Non avevo preso in considerazione la possibilità che Ruber avesse visto il film tempo fa…
Ma se un davinottiano vede un film da poco, non vedo perché non debba scriverne per sostenere le sue ragioni. In fondo sono solo cinque righe. Altrimenti, che davinottiano è?
DiscussioneZender • 30/05/15 17:21 Capo scrivano - 48336 interventi
Ripeto che non esiste nessun obbligo. E' stracolmo di davinottiani DI FERRO che per esempio si occupano di location e a cui non interessa nulla inserire commenti. Ognuno utilizza il sito come preferisce, e se qualcuno vuole sostenere le sue ragioni anche solo in discussione generale non vede perchè non potrebbe...
Graf ebbe a dire: Non avevo preso in considerazione la possibilità che Ruber avesse visto il film tempo fa…
Ma se un davinottiano vede un film da poco, non vedo perché non debba scriverne per sostenere le sue ragioni. In fondo sono solo cinque righe. Altrimenti, che davinottiano è?
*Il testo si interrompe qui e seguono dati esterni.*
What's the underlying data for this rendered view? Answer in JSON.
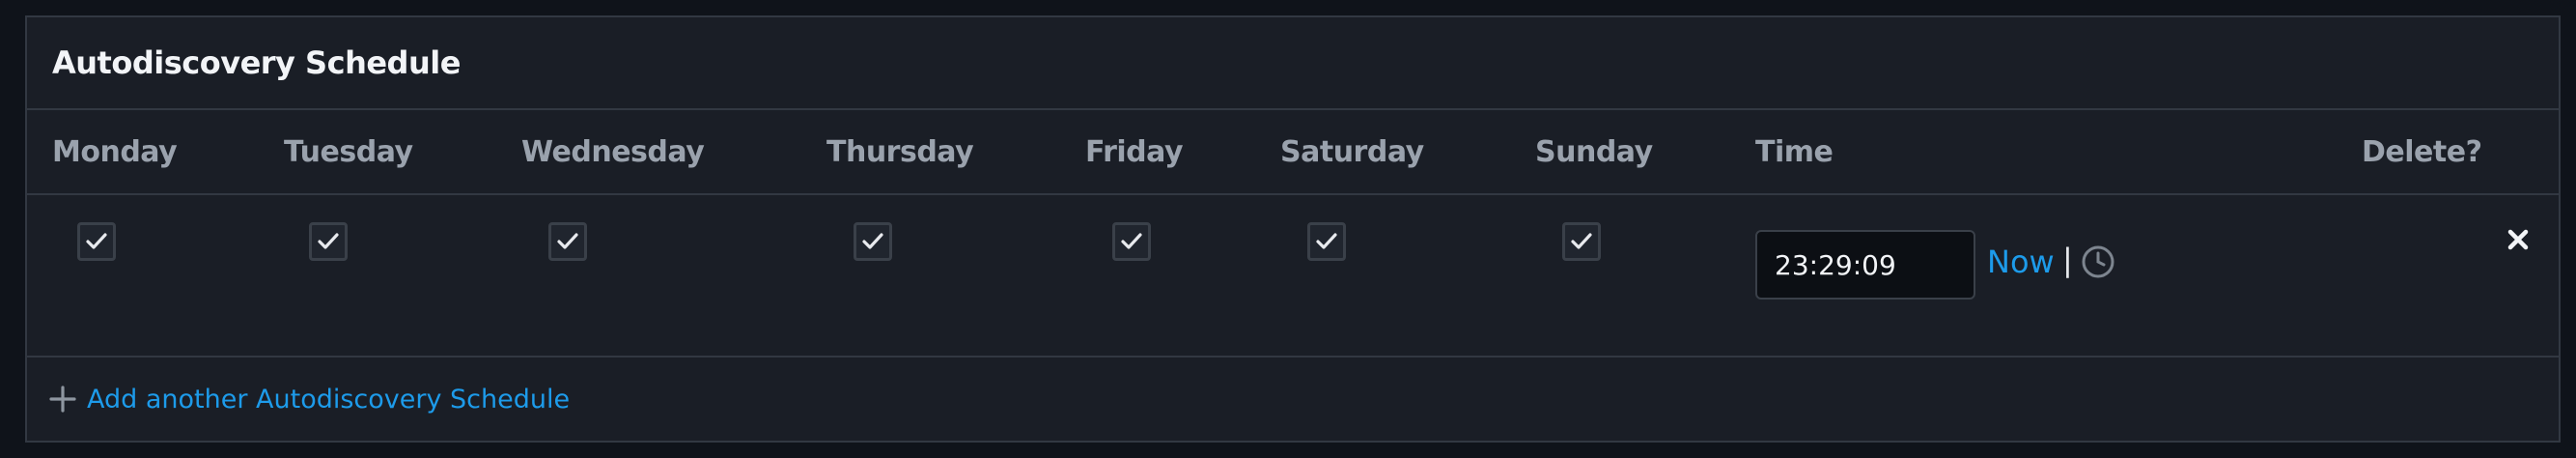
{
  "panel": {
    "title": "Autodiscovery Schedule"
  },
  "columns": [
    "Monday",
    "Tuesday",
    "Wednesday",
    "Thursday",
    "Friday",
    "Saturday",
    "Sunday",
    "Time",
    "Delete?"
  ],
  "schedule_rows": [
    {
      "monday": true,
      "tuesday": true,
      "wednesday": true,
      "thursday": true,
      "friday": true,
      "saturday": true,
      "sunday": true,
      "time": "23:29:09",
      "now_label": "Now",
      "separator": "|"
    }
  ],
  "footer": {
    "add_label": "Add another Autodiscovery Schedule"
  },
  "icons": {
    "checkmark": "check-icon",
    "clock": "clock-icon",
    "delete": "close-icon",
    "add": "plus-icon"
  },
  "colors": {
    "background": "#0f131a",
    "panel": "#1a1e26",
    "border": "#323842",
    "link": "#1d9bea",
    "header_text": "#9aa2ad",
    "title_text": "#f2f4f7"
  }
}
Caro Graf, oltre a quello che ti ha scritto Zender che da solo gia basta e avanza, ti posso solo far notare che io sono qui dal 2009 ho 555 commenti e oltre 5000 post, sono in fondazione da molto tempo facendo un commento obbligatorio per restarci come da regolamento e anche qualcuno in più quando posso. Inoltre sono un enorme contributore di inserimenti film nuovi, appena lo vedo dopo qualche giorno se non subito lo inserisco per condividerlo con gli altri. Ho il sopracitato film in dvd come ho scritto, ma non per forza devo commentarlo ufficialmente solo per alzare/abbassare medie che come ti ha ribadito Zender non e lo scopo anzi non deve essere lo scopo del forum, (che poi ti ritorno a ripetere se hai dieci commenti da un pallino e tu gliene metti uno da quattro cambi di poco la situazione)che faccio inserisco quattro pallini perchè la media è due e mezzo? (che oltretutto mi sembra un voto giusto), io gli darei tre pallini te lo gia scritto, e nel mio intervento sopra hai già quasi un commento. Guarda se lo commento ti mando un telegramma per avvisarti :)
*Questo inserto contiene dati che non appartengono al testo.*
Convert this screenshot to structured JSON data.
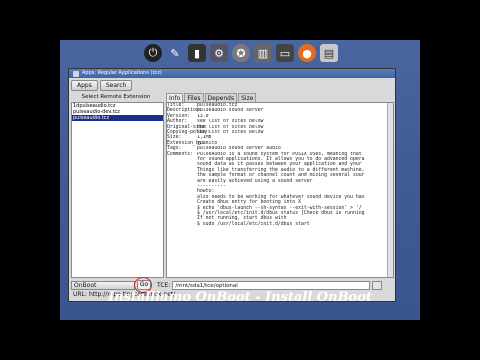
{
  "window": {
    "title": "Apps: Regular Applications (tcz)"
  },
  "toolbar": {
    "apps_label": "Apps",
    "search_label": "Search"
  },
  "left_panel": {
    "header": "Select Remote Extension",
    "items": [
      "1dpulseaudio.tcz",
      "pulseaudio-dev.tcz",
      "pulseaudio.tcz"
    ],
    "selected_index": 2
  },
  "tabs": [
    "Info",
    "Files",
    "Depends",
    "Size"
  ],
  "info": {
    "fields": [
      {
        "k": "Title:",
        "v": "pulseaudio.tcz"
      },
      {
        "k": "Description:",
        "v": "pulseaudio sound server"
      },
      {
        "k": "Version:",
        "v": "13.0"
      },
      {
        "k": "Author:",
        "v": "see list of sites below"
      },
      {
        "k": "Original-site:",
        "v": "see list of sites below"
      },
      {
        "k": "Copying-policy:",
        "v": "see list of sites below"
      },
      {
        "k": "Size:",
        "v": "1,1MB"
      },
      {
        "k": "Extension_by:",
        "v": "juanito"
      },
      {
        "k": "Tags:",
        "v": "pulseaudio sound server audio"
      },
      {
        "k": "Comments:",
        "v": "PulseAudio is a sound system for POSIX OSes, meaning that"
      }
    ],
    "comments": [
      "for sound applications. It allows you to do advanced opera",
      "sound data as it passes between your application and your",
      "Things like transferring the audio to a different machine,",
      "the sample format or channel count and mixing several sour",
      "are easily achieved using a sound server",
      "----------",
      "howto:",
      "also needs to be working for whatever sound device you hav",
      "Create dbus entry for booting into X",
      "$ echo  'dbus-launch --sh-syntax --exit-with-session' > '/",
      "$ /usr/local/etc/init.d/dbus status [Check dbus is running",
      "If not running, start dbus with",
      "$ sudo /usr/local/etc/init.d/dbus start"
    ]
  },
  "bottom": {
    "mode": "OnBoot",
    "go_label": "Go",
    "tce_label": "TCE:",
    "tce_path": "/mnt/sda1/tce/optional"
  },
  "url": {
    "label": "URL:",
    "value": "http://repo.tinycorelinux.net/"
  },
  "caption": "Installiamo OnBoot - Install OnBoot",
  "colors": {
    "desktop": "#4a66a0",
    "titlebar": "#3e63a4",
    "selection": "#1d2e8a",
    "highlight_ring": "#d82020"
  }
}
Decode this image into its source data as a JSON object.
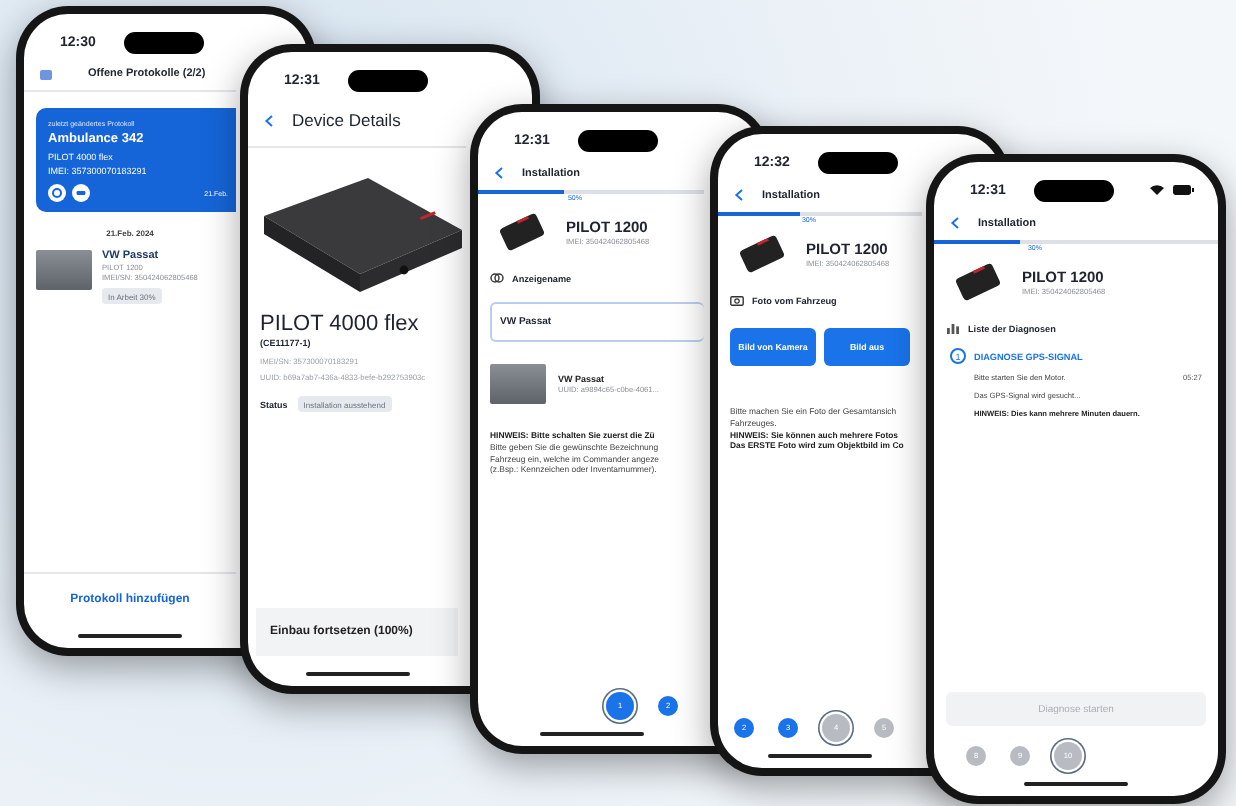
{
  "phones": [
    {
      "kind": "list",
      "time": "12:30",
      "title": "Offene Protokolle (2/2)",
      "recent": {
        "caption": "zuletzt geändertes Protokoll",
        "name": "Ambulance 342",
        "device": "PILOT 4000 flex",
        "imei": "IMEI: 357300070183291",
        "date": "21.Feb."
      },
      "date": "21.Feb. 2024",
      "items": [
        {
          "name": "VW Passat",
          "device": "PILOT 1200",
          "imei": "IMEI/SN: 350424062805468",
          "status": "In Arbeit 30%"
        }
      ],
      "action": "Protokoll hinzufügen"
    },
    {
      "kind": "device",
      "time": "12:31",
      "title": "Device Details",
      "name": "PILOT 4000 flex",
      "code": "(CE11177-1)",
      "imei": "IMEI/SN: 357300070183291",
      "uuid": "UUID: b69a7ab7-436a-4833-befe-b292753903c",
      "status_label": "Status",
      "status": "Installation ausstehend",
      "action": "Einbau fortsetzen (100%)"
    },
    {
      "kind": "install",
      "time": "12:31",
      "title": "Installation",
      "progress": {
        "level": 0.38,
        "label": "50%"
      },
      "device": {
        "name": "PILOT 1200",
        "imei": "IMEI: 350424062805468"
      },
      "section": {
        "kind": "name",
        "label": "Anzeigename"
      },
      "field": {
        "value": "VW Passat"
      },
      "vehicle": {
        "name": "VW Passat",
        "uuid": "UUID: a9894c65-c0be-4061..."
      },
      "notes": [
        {
          "text": "HINWEIS: Bitte schalten Sie zuerst die Zü",
          "bold": true
        },
        {
          "text": "Bitte geben Sie die gewünschte Bezeichnung",
          "bold": false
        },
        {
          "text": "Fahrzeug ein, welche im Commander angeze",
          "bold": false
        },
        {
          "text": "(z.Bsp.: Kennzeichen oder Inventarnummer).",
          "bold": false
        }
      ],
      "steps": [
        {
          "label": "1",
          "selected": true,
          "done": true
        },
        {
          "label": "2",
          "selected": false,
          "done": true
        }
      ]
    },
    {
      "kind": "install",
      "time": "12:32",
      "title": "Installation",
      "progress": {
        "level": 0.4,
        "label": "30%"
      },
      "device": {
        "name": "PILOT 1200",
        "imei": "IMEI: 350424062805468"
      },
      "section": {
        "kind": "photo",
        "label": "Foto vom Fahrzeug"
      },
      "buttons": [
        "Bild von Kamera",
        "Bild aus"
      ],
      "notes": [
        {
          "text": "Bitte machen Sie ein Foto der Gesamtansich",
          "bold": false
        },
        {
          "text": "Fahrzeuges.",
          "bold": false
        },
        {
          "text": "HINWEIS: Sie können auch mehrere Fotos",
          "bold": true
        },
        {
          "text": "Das ERSTE Foto wird zum Objektbild im Co",
          "bold": true
        }
      ],
      "steps": [
        {
          "label": "2",
          "selected": false,
          "done": true
        },
        {
          "label": "3",
          "selected": false,
          "done": true
        },
        {
          "label": "4",
          "selected": true,
          "done": false
        },
        {
          "label": "5",
          "selected": false,
          "done": false
        }
      ]
    },
    {
      "kind": "install",
      "time": "12:31",
      "title": "Installation",
      "progress": {
        "level": 0.3,
        "label": "30%"
      },
      "device": {
        "name": "PILOT 1200",
        "imei": "IMEI: 350424062805468"
      },
      "section": {
        "kind": "diagnosis",
        "label": "Liste der Diagnosen"
      },
      "diagnosis": {
        "number": "1",
        "title": "DIAGNOSE GPS-SIGNAL",
        "time": "05:27",
        "lines": [
          {
            "text": "Bitte starten Sie den Motor.",
            "bold": false
          },
          {
            "text": "Das GPS-Signal wird gesucht...",
            "bold": false
          },
          {
            "text": "HINWEIS: Dies kann mehrere Minuten dauern.",
            "bold": true
          }
        ]
      },
      "action": {
        "label": "Diagnose starten",
        "disabled": true
      },
      "steps": [
        {
          "label": "8",
          "selected": false,
          "done": false
        },
        {
          "label": "9",
          "selected": false,
          "done": false
        },
        {
          "label": "10",
          "selected": true,
          "done": false
        }
      ]
    }
  ]
}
Credo che questo dialogo sia un esempio di convergenze parallele.
Ho detto:
"Ma se un davinottiano vede un film da poco, non vedo perché non debba scriverne per sostenere le sue ragioni. In fondo sono solo cinque righe"
Ruber ha detto:
"Inoltre sono un enorme contributore di inserimenti film nuovi, appena lo vedo dopo qualche giorno, se non subito, lo inserisco per condividerlo con gli altri"
Due frasi diverse, stesso significato.
La battuta che chiude il film, con il maggiordomo (Pandolfini) che guarda in macchina dicendo al pubblico "Mi sa che questa volta il conte ha ereditato il collare", sembra essere un ironico ma dotto riferimento all'Ordine del collare fondato da Amedeo VI di Savoia (detto il "Conte Verde") e alla collana (o collare) che tuttora ne simboleggia l'investitura.
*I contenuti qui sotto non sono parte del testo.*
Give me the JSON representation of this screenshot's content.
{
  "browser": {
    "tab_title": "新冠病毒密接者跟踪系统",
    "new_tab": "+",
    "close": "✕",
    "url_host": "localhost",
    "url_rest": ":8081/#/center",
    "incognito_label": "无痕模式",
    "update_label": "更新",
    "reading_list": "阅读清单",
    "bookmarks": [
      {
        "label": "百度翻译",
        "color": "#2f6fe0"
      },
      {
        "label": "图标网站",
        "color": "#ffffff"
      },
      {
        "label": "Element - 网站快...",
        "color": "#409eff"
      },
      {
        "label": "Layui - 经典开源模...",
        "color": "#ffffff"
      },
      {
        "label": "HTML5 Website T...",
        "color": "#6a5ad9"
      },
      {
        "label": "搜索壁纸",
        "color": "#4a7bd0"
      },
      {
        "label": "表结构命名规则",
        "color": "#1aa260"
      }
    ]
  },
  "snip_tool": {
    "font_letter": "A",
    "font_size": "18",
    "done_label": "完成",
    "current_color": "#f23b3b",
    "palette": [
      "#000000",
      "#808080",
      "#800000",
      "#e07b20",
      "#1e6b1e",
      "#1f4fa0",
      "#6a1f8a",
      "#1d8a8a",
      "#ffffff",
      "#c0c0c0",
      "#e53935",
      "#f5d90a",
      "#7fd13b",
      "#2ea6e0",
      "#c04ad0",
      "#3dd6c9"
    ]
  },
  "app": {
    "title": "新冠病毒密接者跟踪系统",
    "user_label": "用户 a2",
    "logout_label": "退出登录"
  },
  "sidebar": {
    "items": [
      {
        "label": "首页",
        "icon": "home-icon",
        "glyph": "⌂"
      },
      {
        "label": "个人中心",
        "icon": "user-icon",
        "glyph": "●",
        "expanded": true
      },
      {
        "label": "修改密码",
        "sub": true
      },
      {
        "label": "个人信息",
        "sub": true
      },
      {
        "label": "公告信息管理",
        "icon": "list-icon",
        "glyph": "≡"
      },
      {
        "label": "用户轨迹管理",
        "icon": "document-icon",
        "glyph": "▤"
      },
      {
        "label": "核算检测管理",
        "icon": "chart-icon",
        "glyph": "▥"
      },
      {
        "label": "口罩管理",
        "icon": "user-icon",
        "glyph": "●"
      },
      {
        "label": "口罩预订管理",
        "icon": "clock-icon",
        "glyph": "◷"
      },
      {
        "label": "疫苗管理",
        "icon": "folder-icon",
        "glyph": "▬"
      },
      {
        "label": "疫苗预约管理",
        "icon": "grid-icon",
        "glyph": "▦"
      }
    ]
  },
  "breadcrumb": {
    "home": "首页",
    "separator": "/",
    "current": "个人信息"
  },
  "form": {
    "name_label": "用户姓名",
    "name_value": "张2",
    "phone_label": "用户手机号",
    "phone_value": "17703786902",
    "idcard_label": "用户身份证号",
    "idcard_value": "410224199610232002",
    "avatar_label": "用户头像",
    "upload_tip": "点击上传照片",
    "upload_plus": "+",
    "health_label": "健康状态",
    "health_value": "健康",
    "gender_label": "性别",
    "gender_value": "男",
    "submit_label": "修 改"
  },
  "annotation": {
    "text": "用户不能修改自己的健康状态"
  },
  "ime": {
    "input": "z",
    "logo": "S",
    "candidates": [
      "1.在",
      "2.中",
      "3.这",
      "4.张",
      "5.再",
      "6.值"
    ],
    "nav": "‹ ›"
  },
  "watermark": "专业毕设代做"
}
La voce narrante, nell'incipit, fa una battuta chiara all'epoca, assai meno oggi. Definisce il luogo che è inquadrato come "Paese dei cinque pasti". Fa una pausa a effetto con risatina e poi spiega che Pasti è un cognome. All'epoca gli adulti capirono facilmente il gioco di parole, basato sulla frase mussoliniana che definiva gli inglesi "il popolo dei cinque pasti al giorno".